Fuel retailer Z Energy Ltd (NZX & ASX: ZEL) has booked a $20 million gain in after-tax profits, rising 8% for its year to March to $263 M.
The profit boost, including from a 14% increase in refining profit margins, comes hard on the heels of a leaked email this week of competitor BP. A BP manager outlined regional pricing structures, in the hope competitors would also raise prices, Stuff reported.
The issue prompted Energy Minister Megan Woods to schedule a meeting with BP yesterday to explain the pricing strategy.
However, BP's result yesterday did not directly address the BP email issue, but said the most likely outcome of last year's Fuel Market Study would be a Commerce Commission market review once the relevant legislation was passed later this year.
BP's view was a market review would likely to find a competitive market, working effectively with customers having a wide range of price choices.
“Most intense discount areas have shifted out of high population trading areas in line with an increase in new sites from regional distributors,” the Z Energy financial report said.
The company, which also operates the Caltex outlets, saw revenue surge 18% from $3.86 billion to $4.57 B from a year ago.
Z Energy's dividend rose 10%, from 19.9 cents a year ago to 21.9¢, the total 2018 dividend being 32.3¢.
Replacement cost operating earnings before interest, tax, depreciation and financial adjustments - a measure Z Energy uses to strip out the changing value of inventory - rose 13% to $449 M; within January guidance which was cut by about $20 M because of a pipeline failure rising cost of crude oil, BusinessDesk reported.
Petrol sales were slightly down on last year but diesel and aviation fuel sales were up and non-fuel revenue also rose.
Craigs Investment Partners broker Peter McIntyre said cost blowouts during the past financial year were offset by the strong fuel margins.
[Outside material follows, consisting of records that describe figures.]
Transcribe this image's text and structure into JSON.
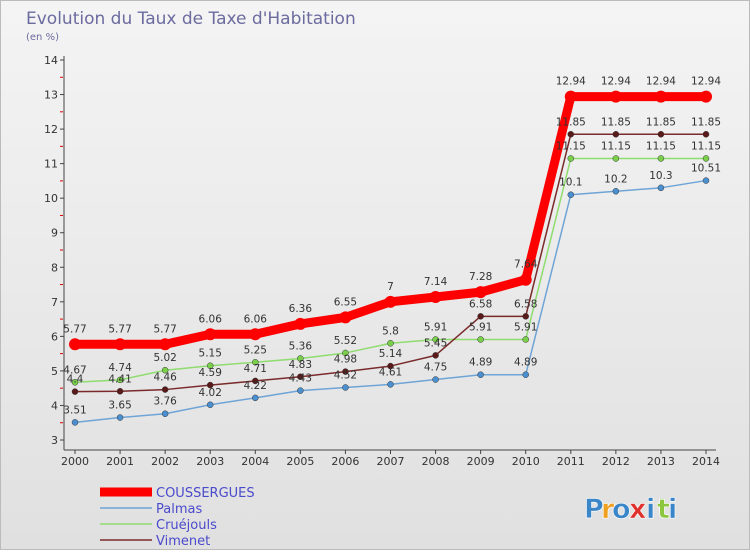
{
  "title": "Evolution du Taux de Taxe d'Habitation",
  "subtitle": "(en %)",
  "brand": {
    "letters": [
      "P",
      "r",
      "o",
      "x",
      "i",
      "t",
      "i"
    ],
    "colors": [
      "#3a86c8",
      "#f0a020",
      "#3a86c8",
      "#e0322d",
      "#3a86c8",
      "#8cc63f",
      "#3a86c8"
    ]
  },
  "colors": {
    "bg_top": "#f4f4f4",
    "bg_bottom": "#e0e0e0",
    "title": "#6b6b9f",
    "axis": "#444444",
    "tick_red": "#dd0000"
  },
  "chart_data": {
    "type": "line",
    "title": "Evolution du Taux de Taxe d'Habitation",
    "ylabel": "(en %)",
    "xlabel": "",
    "ylim": [
      3,
      14
    ],
    "yticks": [
      3,
      4,
      5,
      6,
      7,
      8,
      9,
      10,
      11,
      12,
      13,
      14
    ],
    "grid": false,
    "legend_position": "bottom-left",
    "x": [
      "2000",
      "2001",
      "2002",
      "2003",
      "2004",
      "2005",
      "2006",
      "2007",
      "2008",
      "2009",
      "2010",
      "2011",
      "2012",
      "2013",
      "2014"
    ],
    "series": [
      {
        "name": "COUSSERGUES",
        "color": "#ff0000",
        "emphasis": true,
        "values": [
          5.77,
          5.77,
          5.77,
          6.06,
          6.06,
          6.36,
          6.55,
          7,
          7.14,
          7.28,
          7.64,
          12.94,
          12.94,
          12.94,
          12.94
        ],
        "labels": [
          "5.77",
          "5.77",
          "5.77",
          "6.06",
          "6.06",
          "6.36",
          "6.55",
          "7",
          "7.14",
          "7.28",
          "7.64",
          "12.94",
          "12.94",
          "12.94",
          "12.94"
        ]
      },
      {
        "name": "Palmas",
        "color": "#6fa4d6",
        "marker": "#4a8fd0",
        "values": [
          3.51,
          3.65,
          3.76,
          4.02,
          4.22,
          4.43,
          4.52,
          4.61,
          4.75,
          4.89,
          4.89,
          10.1,
          10.2,
          10.3,
          10.51
        ],
        "labels": [
          "3.51",
          "3.65",
          "3.76",
          "4.02",
          "4.22",
          "4.43",
          "4.52",
          "4.61",
          "4.75",
          "4.89",
          "4.89",
          "10.1",
          "10.2",
          "10.3",
          "10.51"
        ]
      },
      {
        "name": "Cruéjouls",
        "color": "#8fdc6f",
        "marker": "#7ad04a",
        "values": [
          4.67,
          4.74,
          5.02,
          5.15,
          5.25,
          5.36,
          5.52,
          5.8,
          5.91,
          5.91,
          5.91,
          11.15,
          11.15,
          11.15,
          11.15
        ],
        "labels": [
          "4.67",
          "4.74",
          "5.02",
          "5.15",
          "5.25",
          "5.36",
          "5.52",
          "5.8",
          "5.91",
          "5.91",
          "5.91",
          "11.15",
          "11.15",
          "11.15",
          "11.15"
        ]
      },
      {
        "name": "Vimenet",
        "color": "#7a2a2a",
        "marker": "#5a1a1a",
        "values": [
          4.4,
          4.41,
          4.46,
          4.59,
          4.71,
          4.83,
          4.98,
          5.14,
          5.45,
          6.58,
          6.58,
          11.85,
          11.85,
          11.85,
          11.85
        ],
        "labels": [
          "4.4",
          "4.41",
          "4.46",
          "4.59",
          "4.71",
          "4.83",
          "4.98",
          "5.14",
          "5.45",
          "6.58",
          "6.58",
          "11.85",
          "11.85",
          "11.85",
          "11.85"
        ]
      }
    ]
  }
}
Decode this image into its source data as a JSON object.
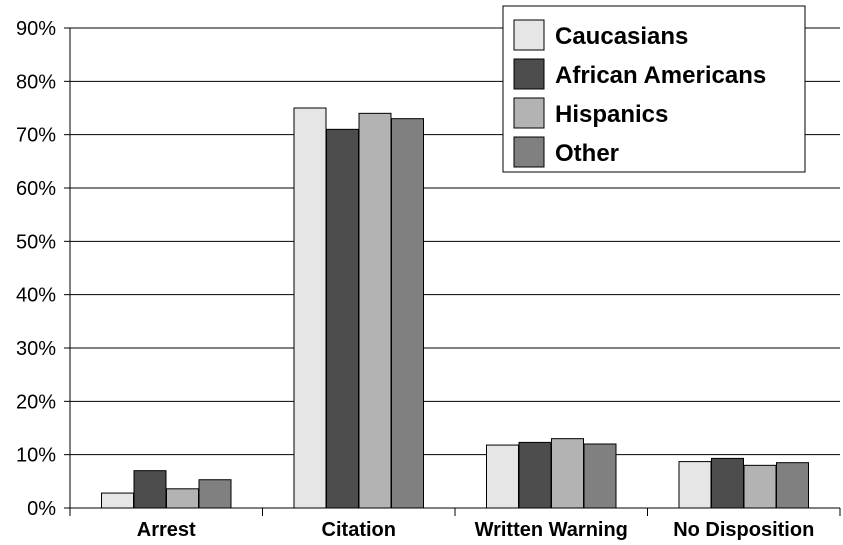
{
  "chart_data": {
    "type": "bar",
    "title": "",
    "xlabel": "",
    "ylabel": "",
    "categories": [
      "Arrest",
      "Citation",
      "Written Warning",
      "No Disposition"
    ],
    "series": [
      {
        "name": "Caucasians",
        "values": [
          2.8,
          75.0,
          11.8,
          8.7
        ],
        "color": "#e6e6e6"
      },
      {
        "name": "African Americans",
        "values": [
          7.0,
          71.0,
          12.3,
          9.3
        ],
        "color": "#4d4d4d"
      },
      {
        "name": "Hispanics",
        "values": [
          3.6,
          74.0,
          13.0,
          8.0
        ],
        "color": "#b3b3b3"
      },
      {
        "name": "Other",
        "values": [
          5.3,
          73.0,
          12.0,
          8.5
        ],
        "color": "#808080"
      }
    ],
    "ylim": [
      0,
      90
    ],
    "yticks": [
      0,
      10,
      20,
      30,
      40,
      50,
      60,
      70,
      80,
      90
    ],
    "ytick_suffix": "%",
    "grid": true,
    "legend": "top-right"
  }
}
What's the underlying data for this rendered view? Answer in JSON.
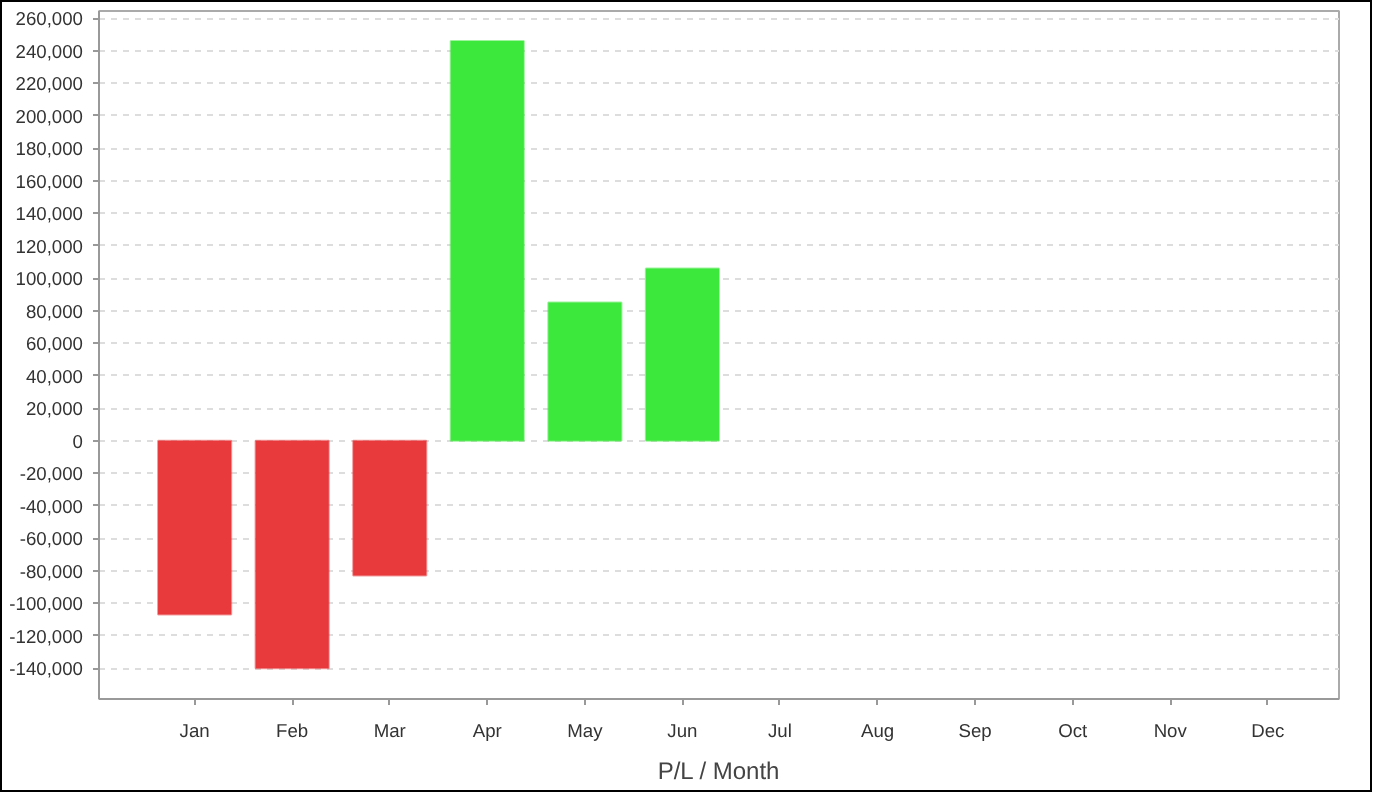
{
  "chart_data": {
    "type": "bar",
    "xlabel": "P/L / Month",
    "categories": [
      "Jan",
      "Feb",
      "Mar",
      "Apr",
      "May",
      "Jun",
      "Jul",
      "Aug",
      "Sep",
      "Oct",
      "Nov",
      "Dec"
    ],
    "values": [
      -107000,
      -140000,
      -83000,
      246000,
      85000,
      106000,
      null,
      null,
      null,
      null,
      null,
      null
    ],
    "colors": [
      "#e8393c",
      "#e8393c",
      "#e8393c",
      "#3de83c",
      "#3de83c",
      "#3de83c",
      null,
      null,
      null,
      null,
      null,
      null
    ],
    "ylim": [
      -159000,
      264500
    ],
    "yticks": [
      {
        "value": -140000,
        "label": "-140,000"
      },
      {
        "value": -120000,
        "label": "-120,000"
      },
      {
        "value": -100000,
        "label": "-100,000"
      },
      {
        "value": -80000,
        "label": "-80,000"
      },
      {
        "value": -60000,
        "label": "-60,000"
      },
      {
        "value": -40000,
        "label": "-40,000"
      },
      {
        "value": -20000,
        "label": "-20,000"
      },
      0,
      {
        "value": 20000,
        "label": "20,000"
      },
      {
        "value": 40000,
        "label": "40,000"
      },
      {
        "value": 60000,
        "label": "60,000"
      },
      {
        "value": 80000,
        "label": "80,000"
      },
      {
        "value": 100000,
        "label": "100,000"
      },
      {
        "value": 120000,
        "label": "120,000"
      },
      {
        "value": 140000,
        "label": "140,000"
      },
      {
        "value": 160000,
        "label": "160,000"
      },
      {
        "value": 180000,
        "label": "180,000"
      },
      {
        "value": 200000,
        "label": "200,000"
      },
      {
        "value": 220000,
        "label": "220,000"
      },
      {
        "value": 240000,
        "label": "240,000"
      },
      {
        "value": 260000,
        "label": "260,000"
      }
    ],
    "grid": "y"
  }
}
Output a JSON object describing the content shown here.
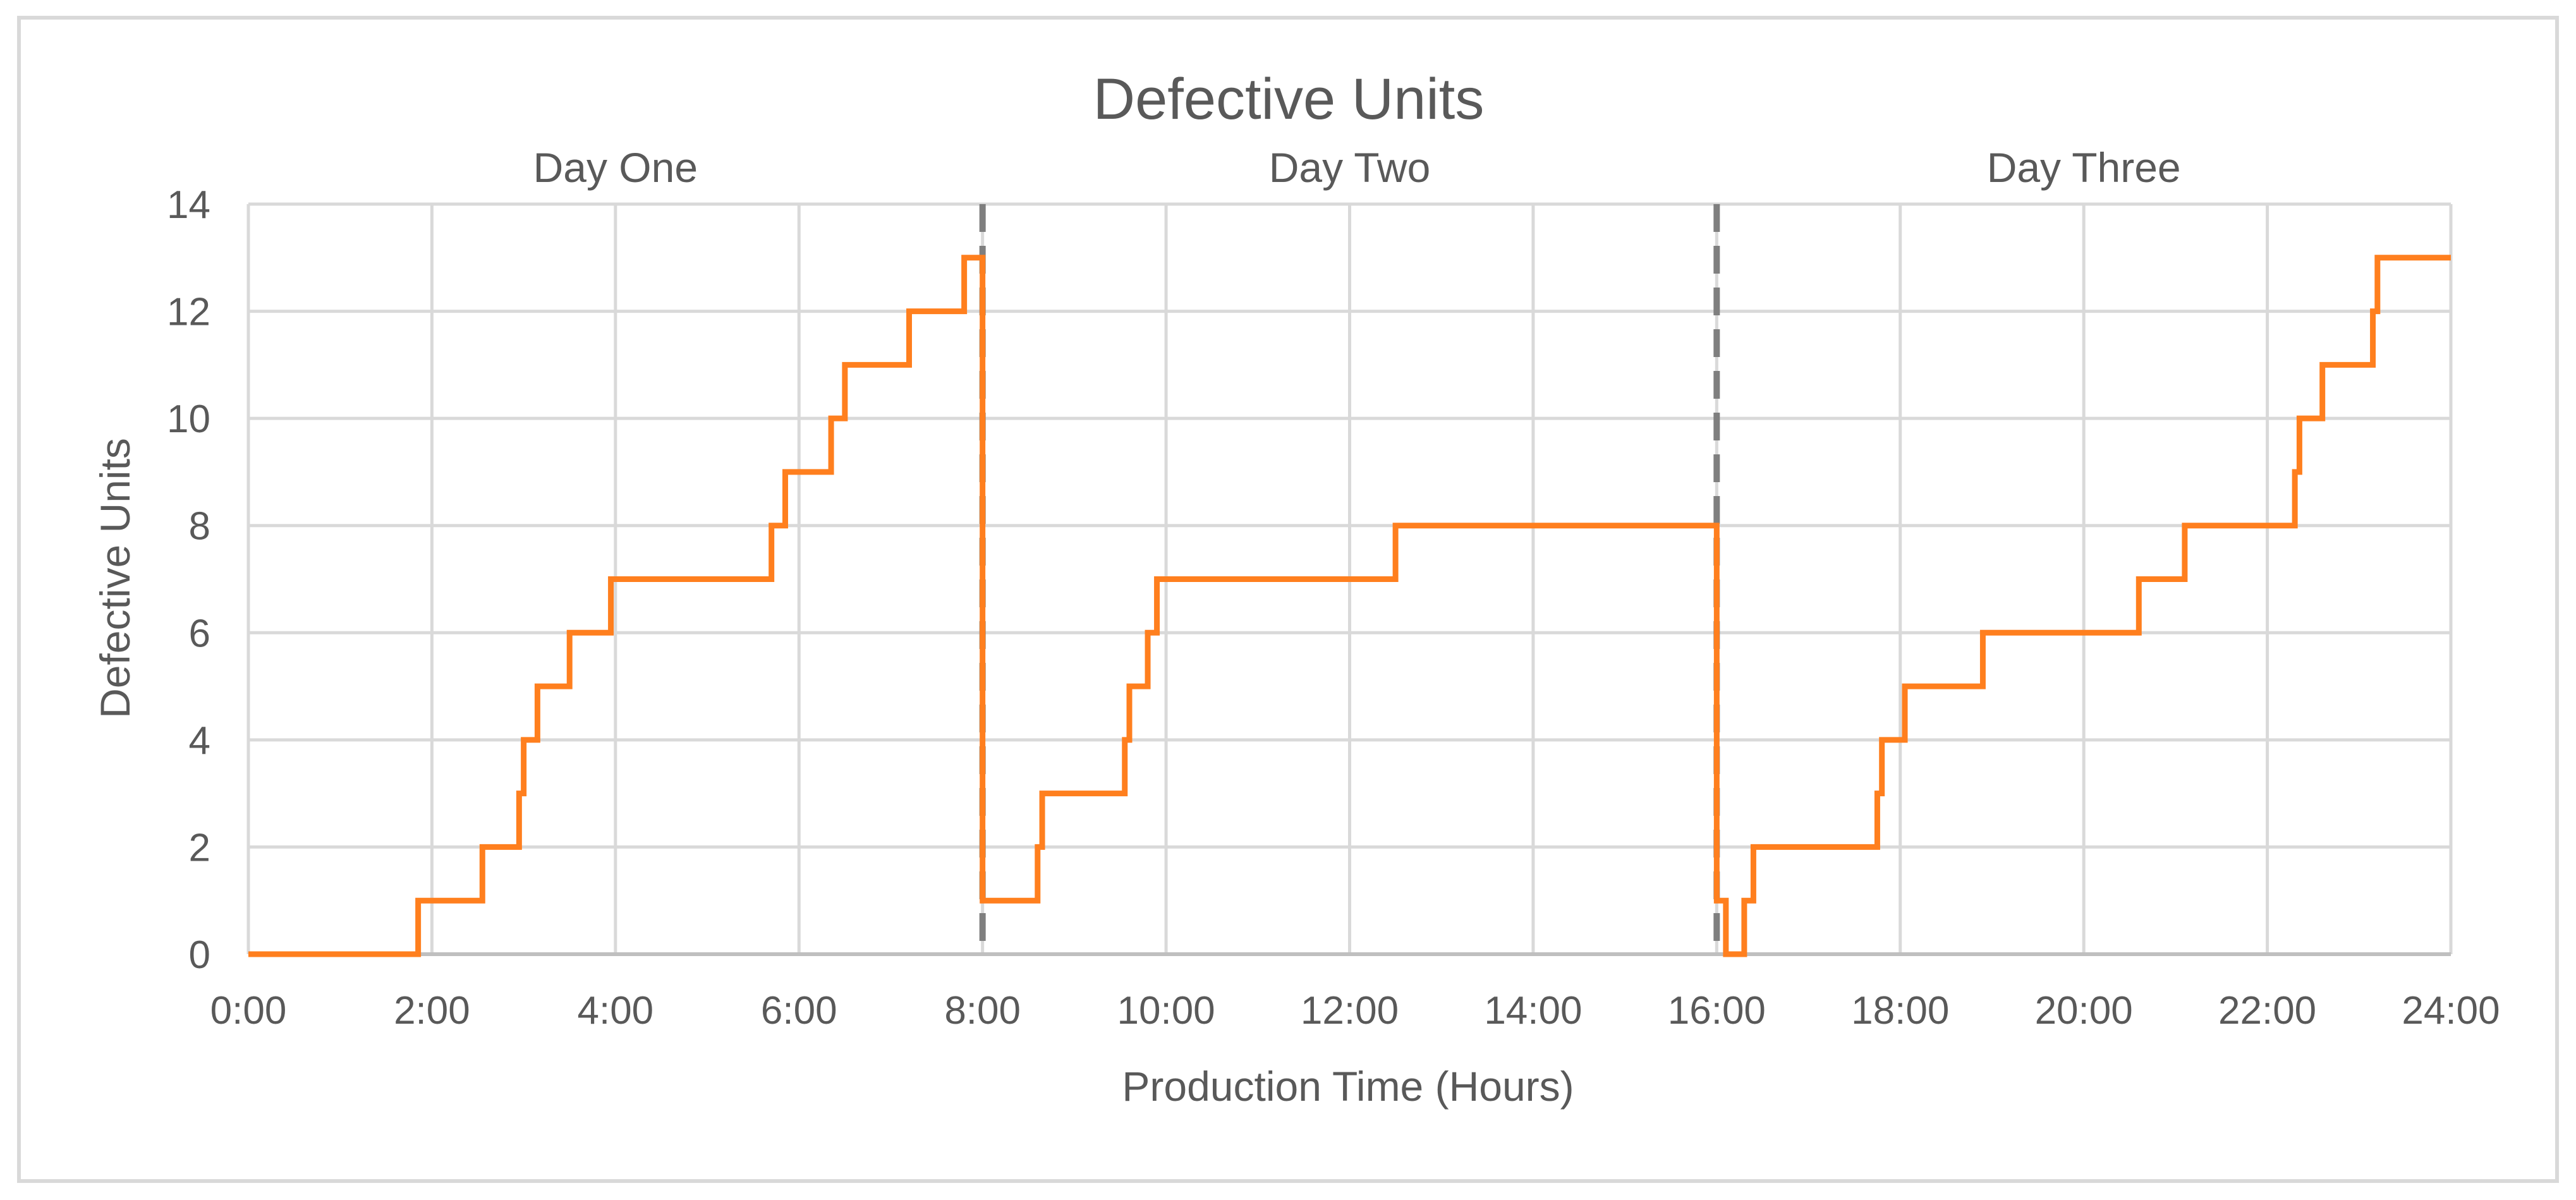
{
  "chart_data": {
    "type": "line",
    "title": "Defective Units",
    "xlabel": "Production Time (Hours)",
    "ylabel": "Defective Units",
    "xlim": [
      0,
      24
    ],
    "ylim": [
      0,
      14
    ],
    "x_unit": "hours",
    "x_ticks": [
      "0:00",
      "2:00",
      "4:00",
      "6:00",
      "8:00",
      "10:00",
      "12:00",
      "14:00",
      "16:00",
      "18:00",
      "20:00",
      "22:00",
      "24:00"
    ],
    "y_ticks": [
      "0",
      "2",
      "4",
      "6",
      "8",
      "10",
      "12",
      "14"
    ],
    "grid": true,
    "legend": "none",
    "day_labels": [
      {
        "label": "Day One",
        "center_hour": 4
      },
      {
        "label": "Day Two",
        "center_hour": 12
      },
      {
        "label": "Day Three",
        "center_hour": 20
      }
    ],
    "shift_boundaries": [
      8,
      16
    ],
    "series": [
      {
        "color": "#FF7F1E",
        "step": "post",
        "x": [
          0,
          1.85,
          2.55,
          2.95,
          3.0,
          3.15,
          3.5,
          3.95,
          5.7,
          5.85,
          6.35,
          6.5,
          7.2,
          7.8,
          8.0,
          8.6,
          8.65,
          9.55,
          9.6,
          9.8,
          9.9,
          12.5,
          16.0,
          16.1,
          16.3,
          16.4,
          17.75,
          17.8,
          18.05,
          18.9,
          20.6,
          21.1,
          22.3,
          22.35,
          22.6,
          23.15,
          23.2,
          24.0
        ],
        "y": [
          0,
          1,
          2,
          3,
          4,
          5,
          6,
          7,
          8,
          9,
          10,
          11,
          12,
          13,
          1,
          2,
          3,
          4,
          5,
          6,
          7,
          8,
          1,
          0,
          1,
          2,
          3,
          4,
          5,
          6,
          7,
          8,
          9,
          10,
          11,
          12,
          13,
          13
        ]
      }
    ],
    "boundary_color": "#7F7F7F",
    "grid_color": "#D9D9D9",
    "frame_color": "#D9D9D9"
  }
}
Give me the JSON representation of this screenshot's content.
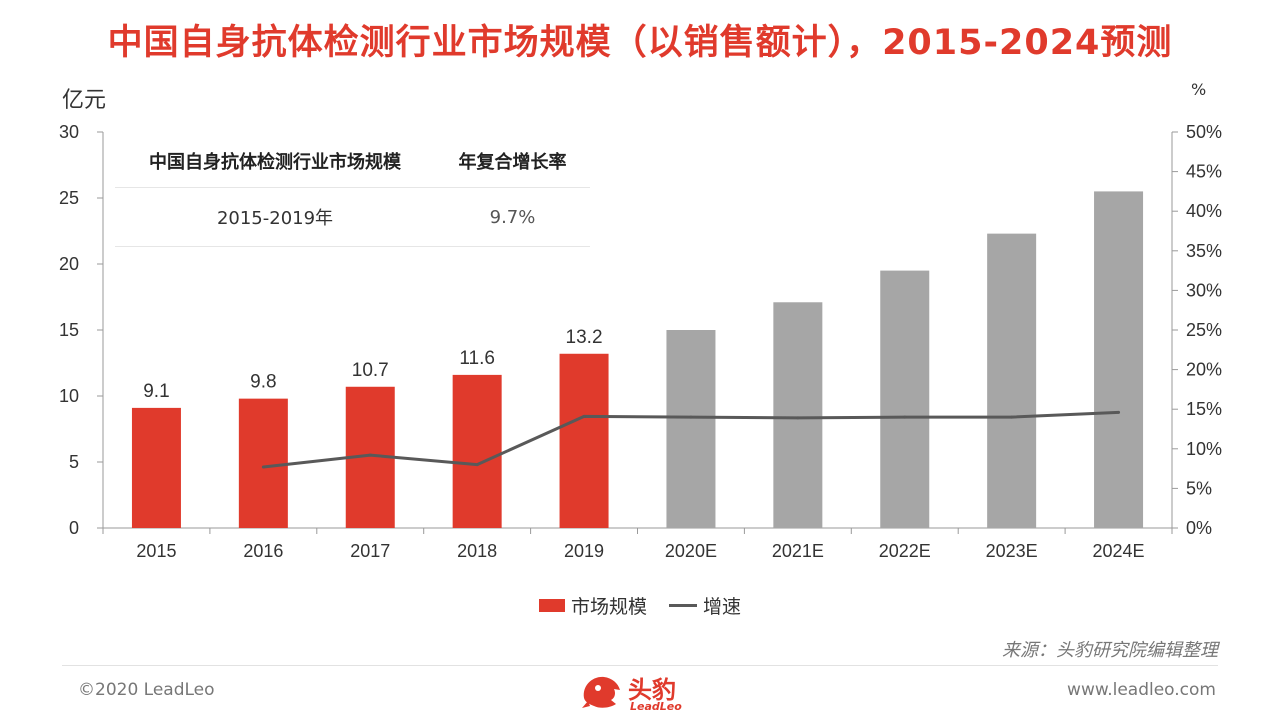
{
  "title": "中国自身抗体检测行业市场规模（以销售额计），2015-2024预测",
  "units": {
    "left": "亿元",
    "right": "%"
  },
  "colors": {
    "actual_bar": "#e03a2c",
    "forecast_bar": "#a6a6a6",
    "growth_line": "#595959",
    "title": "#e03a2c"
  },
  "cagr_table": {
    "headers": [
      "中国自身抗体检测行业市场规模",
      "年复合增长率"
    ],
    "row": [
      "2015-2019年",
      "9.7%"
    ]
  },
  "chart_data": {
    "type": "bar",
    "categories": [
      "2015",
      "2016",
      "2017",
      "2018",
      "2019",
      "2020E",
      "2021E",
      "2022E",
      "2023E",
      "2024E"
    ],
    "series": [
      {
        "name": "市场规模",
        "type": "bar",
        "axis": "left",
        "values": [
          9.1,
          9.8,
          10.7,
          11.6,
          13.2,
          15.0,
          17.1,
          19.5,
          22.3,
          25.5
        ],
        "forecast_from_index": 5,
        "data_labels": [
          "9.1",
          "9.8",
          "10.7",
          "11.6",
          "13.2",
          null,
          null,
          null,
          null,
          null
        ]
      },
      {
        "name": "增速",
        "type": "line",
        "axis": "right",
        "values": [
          null,
          7.7,
          9.2,
          8.0,
          14.1,
          14.0,
          13.9,
          14.0,
          14.0,
          14.6
        ]
      }
    ],
    "y_left": {
      "min": 0,
      "max": 30,
      "ticks": [
        "0",
        "5",
        "10",
        "15",
        "20",
        "25",
        "30"
      ]
    },
    "y_right": {
      "min": 0,
      "max": 50,
      "ticks": [
        "0%",
        "5%",
        "10%",
        "15%",
        "20%",
        "25%",
        "30%",
        "35%",
        "40%",
        "45%",
        "50%"
      ]
    },
    "grid": false,
    "legend_position": "bottom"
  },
  "legend": {
    "bar_label": "市场规模",
    "line_label": "增速"
  },
  "source": "来源：头豹研究院编辑整理",
  "footer": {
    "copyright": "©2020 LeadLeo",
    "website": "www.leadleo.com"
  },
  "logo": {
    "text": "头豹",
    "sub": "LeadLeo"
  }
}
He highlighted Z Energy had taken over a Mobil contract to supply 53 New World and Pak N Save supermarkets, a $150 M contract, starting in September this year.
However, McIntyre added a caution, noting 60 new sites had been built by competitors in the past two years, raising concerns for Z Energy over capitalisation during a period of uncertain longer-term demand.
Z Energy expected operating earnings next year in a range of $450 M to $485 M, with McIntyre estimating $480 M.
Forsyth Barr broker Damian Foster said the key focus of the full year result was going to be guidance on the full year 2019 dividend; which Z Energy delivered within “our” expectations.
Z Energy indicated the 2019 dividend would be in a range of 50¢ per share to 55¢, with Foster expecting it to be at the top end of the range, at 55¢.
“Overall, a result that was in line with expectations and a full year 2019 outlook that is delivering on the expected dividend increase,” Foster added.
*Simon Hartley is senior business reporter and assistant chief reporter for the Otago Daily Times.